The consequence, in Field’s telling, is that businesses will need stronger points of view, not less. As AI floods the attention economy with more content, design becomes more important as a differentiator. Companies trying to stand out will need to be bold across software, brand, marketing, advertising, and product experience. In his formulation, AI can make people more effective, but the value of the tooling is that it lets designers apply human judgment across more of the production stack.
Model modularity supports a larger claim about where value moves
Asked whether the coding layer was built by Figma itself or whether the company is model- or coding-platform-agnostic, Dylan Field said Figma has “always taken a modular approach” to models. The company can swap models in and out on behalf of users or at a user’s request.
That modularity matters because Field sees code itself becoming less scarce. His claim was not merely that Figma can call different AI models; it was that as code “commoditizes,” value moves up the stack to design.

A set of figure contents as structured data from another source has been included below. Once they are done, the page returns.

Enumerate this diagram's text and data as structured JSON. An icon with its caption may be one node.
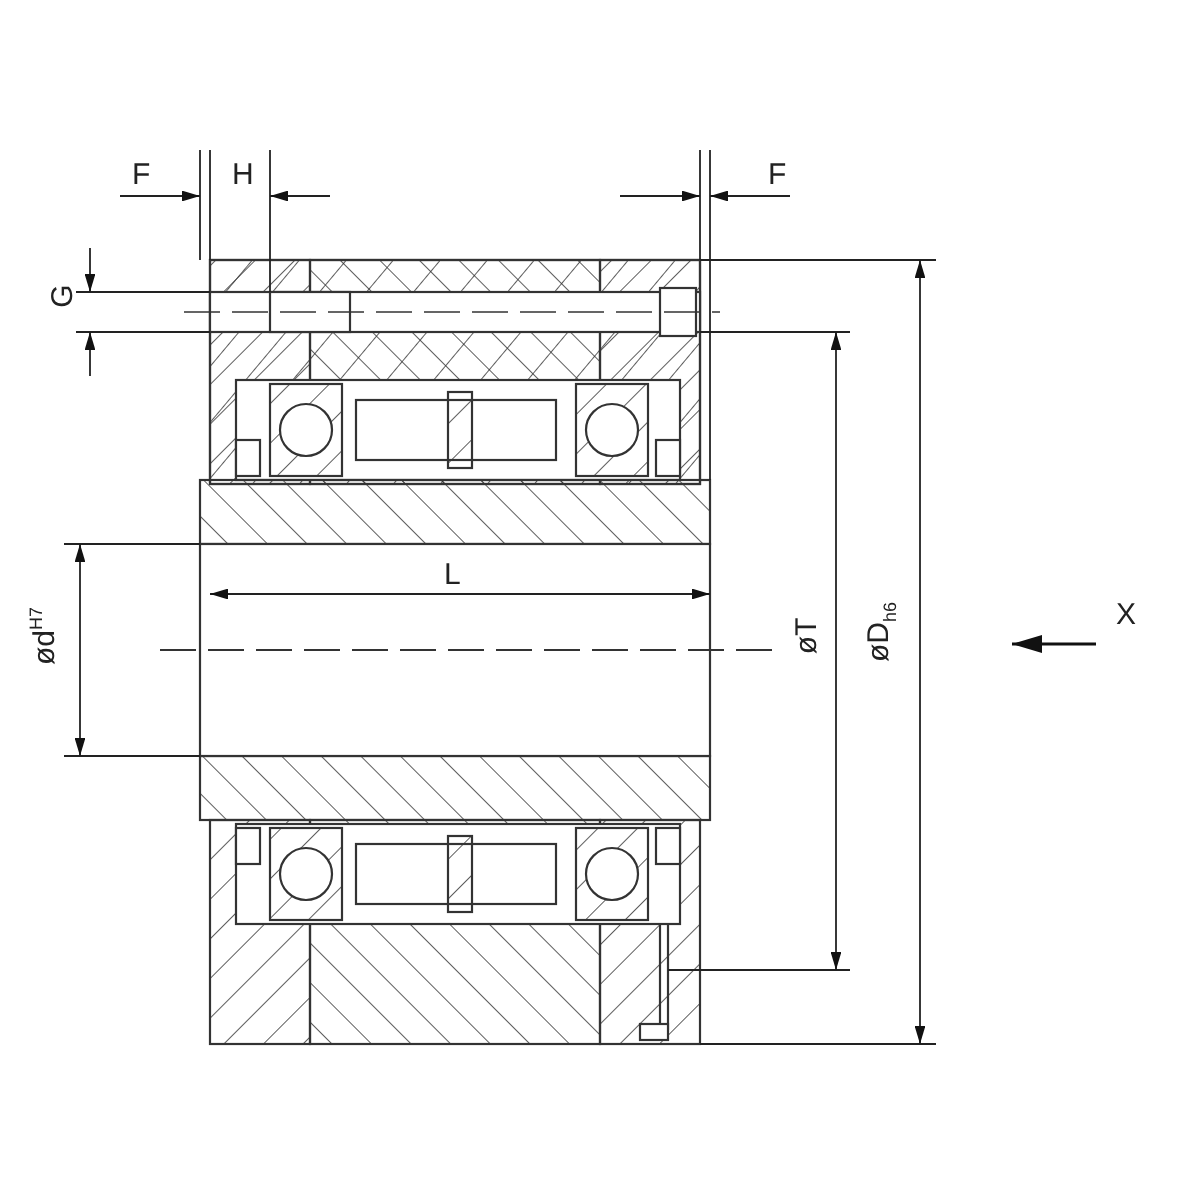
{
  "diagram": {
    "labels": [
      "F",
      "H",
      "F",
      "G",
      "L",
      "ød$^{H7}$",
      "øT",
      "øD$_{h6}$",
      "X"
    ]
  }
}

In that context, the code layer is also a claim about where software creation is headed. If code generation becomes easier and more abundant, Field argued, the differentiating work shifts toward design.

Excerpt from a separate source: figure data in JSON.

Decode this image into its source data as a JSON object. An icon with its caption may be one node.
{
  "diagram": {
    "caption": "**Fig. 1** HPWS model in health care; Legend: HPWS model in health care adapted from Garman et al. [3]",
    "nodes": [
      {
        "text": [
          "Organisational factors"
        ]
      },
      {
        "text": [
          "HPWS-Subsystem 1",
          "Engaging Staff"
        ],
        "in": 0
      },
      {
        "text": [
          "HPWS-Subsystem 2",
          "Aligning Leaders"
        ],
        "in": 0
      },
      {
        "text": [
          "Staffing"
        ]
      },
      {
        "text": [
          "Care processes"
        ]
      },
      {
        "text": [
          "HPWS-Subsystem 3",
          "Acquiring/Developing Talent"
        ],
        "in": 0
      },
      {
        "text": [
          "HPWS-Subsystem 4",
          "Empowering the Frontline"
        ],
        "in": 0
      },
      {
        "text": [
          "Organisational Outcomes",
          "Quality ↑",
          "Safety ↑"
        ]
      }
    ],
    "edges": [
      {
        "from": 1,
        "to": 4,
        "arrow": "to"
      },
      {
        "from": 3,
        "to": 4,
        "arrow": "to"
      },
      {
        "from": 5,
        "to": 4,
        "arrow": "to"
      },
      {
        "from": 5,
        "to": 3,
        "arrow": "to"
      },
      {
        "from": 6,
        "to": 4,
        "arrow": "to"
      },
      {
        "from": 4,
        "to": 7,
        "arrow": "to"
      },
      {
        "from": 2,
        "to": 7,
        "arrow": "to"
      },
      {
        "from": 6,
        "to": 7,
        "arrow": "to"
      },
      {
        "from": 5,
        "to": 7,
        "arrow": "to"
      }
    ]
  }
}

Ed Ludlow framed one business implication bluntly: “Tokens equal revenues.” Field’s answer was that Figma is excited to be “part of that token flow” because of what it can mean for users and their ability to affect the platform.
The more expansive version of the claim is that designers may move further into software creation. Field said Figma believes that in the future “designers are the ones” who will be building all the software. The statement depends on the earlier premise: if AI makes implementation more accessible, the person with the product judgment and design intent can move further into creation instead of handing off a static design to a separate implementation process.
Brand assets and workflows become part of the system of record
Ed Ludlow brought in an audience question about whether Figma plans to become a platform for brand integration using MCP. The question described a user who might build a website in another application but still wants an AI agent to access a “ground truth”: owned IP, branding, logos, artwork, and related assets.
Dylan Field answered more broadly than brand integration alone. He said Figma wants to do more for digital asset production workflows, including systems for advertising and media generation. The company’s bet here is Figma Weave, which Field described as a platform for composing models and workflows while preserving human craft.
The metaphor he used was shaping model output “like clay.” Weave, in his description, is meant to let users compose workflows, keep a human touch, and reach higher-quality outputs than a raw prompt might deliver. Those workflows can then be run through an API and pulled into other systems.
That answer positioned Figma not just as a repository for visual assets, but as a system of record for how those assets and brand expressions are produced. Field said the company is excited to be the system of record for brand assets, design systems, and the workflows themselves.
The distinction is important. A brand system in this framing is not only logos, colors, and reusable components. It also includes the repeatable processes that generate ads, media, product experiences, and other digital outputs. If AI agents are going to act on behalf of teams, Field’s answer suggests Figma wants them to draw from a system of record for brand assets, design systems, and workflows.